7. Incubate the flask at 37°C, 5% CO₂ incubator.
8. Split saturated culture 1:4-1:5 every 2-3 days; seed out at about 1-3 × 10⁵ cells/mL.

Cell Freezing

1. Prepare the freezing medium (DMEM + 20% FBS + 10% DMSO) fresh immediately before use.
2. Keep the freezing medium on ice and label cryovials.
3. Transfer cells to a sterile, conical centrifuge tube, and count the cells.
4. Centrifuge the cells at 250×g for 5 minutes at room temperature and carefully aspirate off the medium.
5. Resuspend the cells at a density of at least 3×10⁶ cells/mL in chilled freezing medium.
6. Aliquot 1 mL of the cell suspension into each cryovial.
7. Freeze cells in the CoolCell freezing container overnight in a -80°C freezer.
8. Transfer vials to liquid nitrogen for long-term storage.

References

1.Song B, Ge H, Pu C, Li N. GLP2-GLP2R signal affects the viability and EGFR-TKIs sensitivity of PC9 and HCC827 cells.
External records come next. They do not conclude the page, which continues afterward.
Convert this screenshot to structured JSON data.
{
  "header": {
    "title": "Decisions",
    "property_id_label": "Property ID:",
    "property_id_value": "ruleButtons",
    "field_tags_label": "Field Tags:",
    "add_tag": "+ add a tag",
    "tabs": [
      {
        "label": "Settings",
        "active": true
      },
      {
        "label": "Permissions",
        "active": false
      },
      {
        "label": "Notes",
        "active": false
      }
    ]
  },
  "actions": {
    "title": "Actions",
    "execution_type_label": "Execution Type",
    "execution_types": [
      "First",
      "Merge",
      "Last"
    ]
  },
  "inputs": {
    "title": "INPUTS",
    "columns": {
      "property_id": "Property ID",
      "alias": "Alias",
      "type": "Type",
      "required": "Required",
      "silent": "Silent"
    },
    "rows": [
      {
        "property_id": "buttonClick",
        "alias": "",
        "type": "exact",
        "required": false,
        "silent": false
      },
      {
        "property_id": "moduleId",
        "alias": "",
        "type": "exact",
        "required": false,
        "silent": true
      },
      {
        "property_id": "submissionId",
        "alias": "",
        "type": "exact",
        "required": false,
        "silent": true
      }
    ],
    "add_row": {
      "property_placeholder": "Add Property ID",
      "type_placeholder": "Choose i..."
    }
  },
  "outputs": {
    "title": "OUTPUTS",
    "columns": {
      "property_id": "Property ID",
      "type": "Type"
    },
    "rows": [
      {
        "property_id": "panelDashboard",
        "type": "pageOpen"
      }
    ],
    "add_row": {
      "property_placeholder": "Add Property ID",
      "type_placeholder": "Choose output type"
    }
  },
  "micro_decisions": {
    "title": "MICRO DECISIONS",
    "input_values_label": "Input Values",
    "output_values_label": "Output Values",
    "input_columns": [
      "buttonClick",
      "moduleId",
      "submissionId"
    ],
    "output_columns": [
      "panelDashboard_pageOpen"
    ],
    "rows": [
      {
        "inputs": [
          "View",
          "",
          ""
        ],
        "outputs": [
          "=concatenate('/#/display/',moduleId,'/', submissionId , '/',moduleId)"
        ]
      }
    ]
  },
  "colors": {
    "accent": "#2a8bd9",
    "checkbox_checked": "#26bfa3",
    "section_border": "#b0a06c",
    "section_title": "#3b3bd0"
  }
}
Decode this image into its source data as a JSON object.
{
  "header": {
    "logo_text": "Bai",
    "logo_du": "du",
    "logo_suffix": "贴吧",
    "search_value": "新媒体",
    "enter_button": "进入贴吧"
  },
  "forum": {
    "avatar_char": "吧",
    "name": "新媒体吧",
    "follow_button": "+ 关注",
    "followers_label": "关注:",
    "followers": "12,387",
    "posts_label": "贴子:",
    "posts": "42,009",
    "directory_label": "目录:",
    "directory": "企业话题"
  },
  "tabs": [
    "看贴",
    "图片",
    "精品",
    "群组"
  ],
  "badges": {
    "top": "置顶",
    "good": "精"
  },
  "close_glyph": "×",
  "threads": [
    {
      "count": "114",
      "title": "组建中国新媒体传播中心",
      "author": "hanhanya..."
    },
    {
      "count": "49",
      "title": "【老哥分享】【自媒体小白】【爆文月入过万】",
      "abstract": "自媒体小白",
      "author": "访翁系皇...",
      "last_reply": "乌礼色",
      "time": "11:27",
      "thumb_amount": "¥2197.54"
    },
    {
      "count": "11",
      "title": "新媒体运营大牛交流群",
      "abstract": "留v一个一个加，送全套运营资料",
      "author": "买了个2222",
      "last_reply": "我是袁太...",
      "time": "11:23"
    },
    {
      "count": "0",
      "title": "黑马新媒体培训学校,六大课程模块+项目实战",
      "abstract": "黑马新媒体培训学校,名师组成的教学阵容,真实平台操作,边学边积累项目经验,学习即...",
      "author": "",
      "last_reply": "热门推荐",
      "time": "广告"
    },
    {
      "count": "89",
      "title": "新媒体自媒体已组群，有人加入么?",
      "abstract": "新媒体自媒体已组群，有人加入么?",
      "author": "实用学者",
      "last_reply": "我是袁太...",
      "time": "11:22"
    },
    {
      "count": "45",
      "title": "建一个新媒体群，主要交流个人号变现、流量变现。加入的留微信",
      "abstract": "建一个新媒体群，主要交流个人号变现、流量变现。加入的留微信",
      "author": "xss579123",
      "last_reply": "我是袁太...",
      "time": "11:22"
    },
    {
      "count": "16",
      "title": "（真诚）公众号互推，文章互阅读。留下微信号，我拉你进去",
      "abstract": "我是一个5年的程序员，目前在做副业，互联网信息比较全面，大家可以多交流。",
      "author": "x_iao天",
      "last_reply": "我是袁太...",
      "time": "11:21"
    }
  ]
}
BMC Pulm Med. 2022 Jan 13;22(1):36. doi: 10.1186/s12890-021-01800-3. PMID: 35027025; PMCID: PMC8756716.

Use License Agreement

Research Use Only.

Not for use in diagnostic procedures or therapeutic applications.

Redistribution of the cell line or its derivatives is prohibited without prior written permission from Kyinno Biotechnology.